Apesar de ter ensaiado permanecer até o fim do mandato e de ter acusado publicamente o vice-governador Sérgio Gonçalves de traição política, o governador de Rondônia, Marcos Rocha, deve disputar uma vaga ao Senado nas eleições deste ano. A mudança de rumo ficou mais evidente após o anúncio, por integrantes de seu grupo político, do fortalecimento do PRD, partido que deve ganhar maior projeção no pleito.
Marcos Rocha assumiu o controle político da legenda, que até então era vinculada ao vice-governador Sérgio Gonçalves. A partir de agora, a condução do PRD passa a ser exercida sob articulação direta do Palácio Rio Madeira, tendo como principal referência o atual chefe da Casa Civil, Elias Resende, apontado como o estrategista da nova fase partidária.
Articulistas ouvidos pela Folha dos Municípios avaliam que a reconfiguração do PRD consolida o projeto eleitoral de Rocha para 2026. Segundo essas análises, também teve repercussão negativa a divulgação, na imprensa, de uma possível aliança envolvendo o partido do ex-senador Expedito Júnior.
O desgaste ocorre porque o filho do ex-senador, o ex-deputado federal Expedito Netto, é apontado como pré-candidato do Partido dos Trabalhadores (PT) ao governo de Rondônia. À época, chegou a circular a informação de um acordo que previa a formação de uma chapa majoritária com o prefeito de Cacoal, Adailton Fúria, como pré-candidato ao governo, tendo o apresentador de TV Everton Leoni como vice. O cenário, no entanto, não avançou e passou a ser visto como politicamente sensível dentro do grupo governista.

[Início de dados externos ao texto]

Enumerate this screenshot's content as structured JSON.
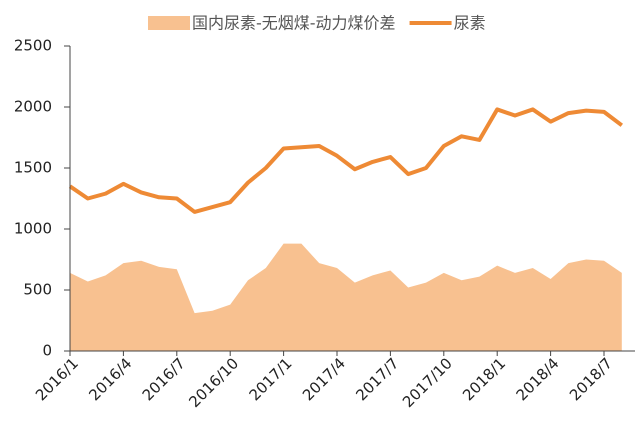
{
  "chart_data": {
    "type": "line",
    "categories": [
      "2016/1",
      null,
      null,
      "2016/4",
      null,
      null,
      "2016/7",
      null,
      null,
      "2016/10",
      null,
      null,
      "2017/1",
      null,
      null,
      "2017/4",
      null,
      null,
      "2017/7",
      null,
      null,
      "2017/10",
      null,
      null,
      "2018/1",
      null,
      null,
      "2018/4",
      null,
      null,
      "2018/7",
      null
    ],
    "series": [
      {
        "name": "国内尿素-无烟煤-动力煤价差",
        "type": "area",
        "color": "#f8c190",
        "values": [
          640,
          570,
          620,
          720,
          740,
          690,
          670,
          310,
          330,
          380,
          580,
          680,
          880,
          880,
          720,
          680,
          560,
          620,
          660,
          520,
          560,
          640,
          580,
          610,
          700,
          640,
          680,
          590,
          720,
          750,
          740,
          640
        ]
      },
      {
        "name": "尿素",
        "type": "line",
        "color": "#ee8a35",
        "values": [
          1350,
          1250,
          1290,
          1370,
          1300,
          1260,
          1250,
          1140,
          1180,
          1220,
          1380,
          1500,
          1660,
          1670,
          1680,
          1600,
          1490,
          1550,
          1590,
          1450,
          1500,
          1680,
          1760,
          1730,
          1980,
          1930,
          1980,
          1880,
          1950,
          1970,
          1960,
          1850
        ]
      }
    ],
    "ylim": [
      0,
      2500
    ],
    "yticks": [
      0,
      500,
      1000,
      1500,
      2000,
      2500
    ]
  }
}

Com a reorganização das forças, Marcos Rocha tende a disputar o Senado, abrindo espaço para um projeto político familiar. Sua esposa, Luana Rocha, é citada nos bastidores como possível candidata à Câmara Federal, enquanto o irmão do governador, Sandro Rocha, aparece como nome cotado para a Assembleia Legislativa de Rondônia.
Enquanto isso, com a eventual saída de Marcos Rocha para a disputa eleitoral, Sérgio Gonçalves assumiria definitivamente o governo e manteria seu projeto político de pré-candidatura ao Palácio Rio Madeira. O vice-governador tem intensificado articulações e, segundo interlocutores, começa a ser visto com potencial competitivo para chegar ao segundo turno. Nos bastidores, já se fala inclusive em uma aproximação com setores da esquerda e em uma possível união de forças com o grupo do prefeito de Porto Velho, Léo Moraes.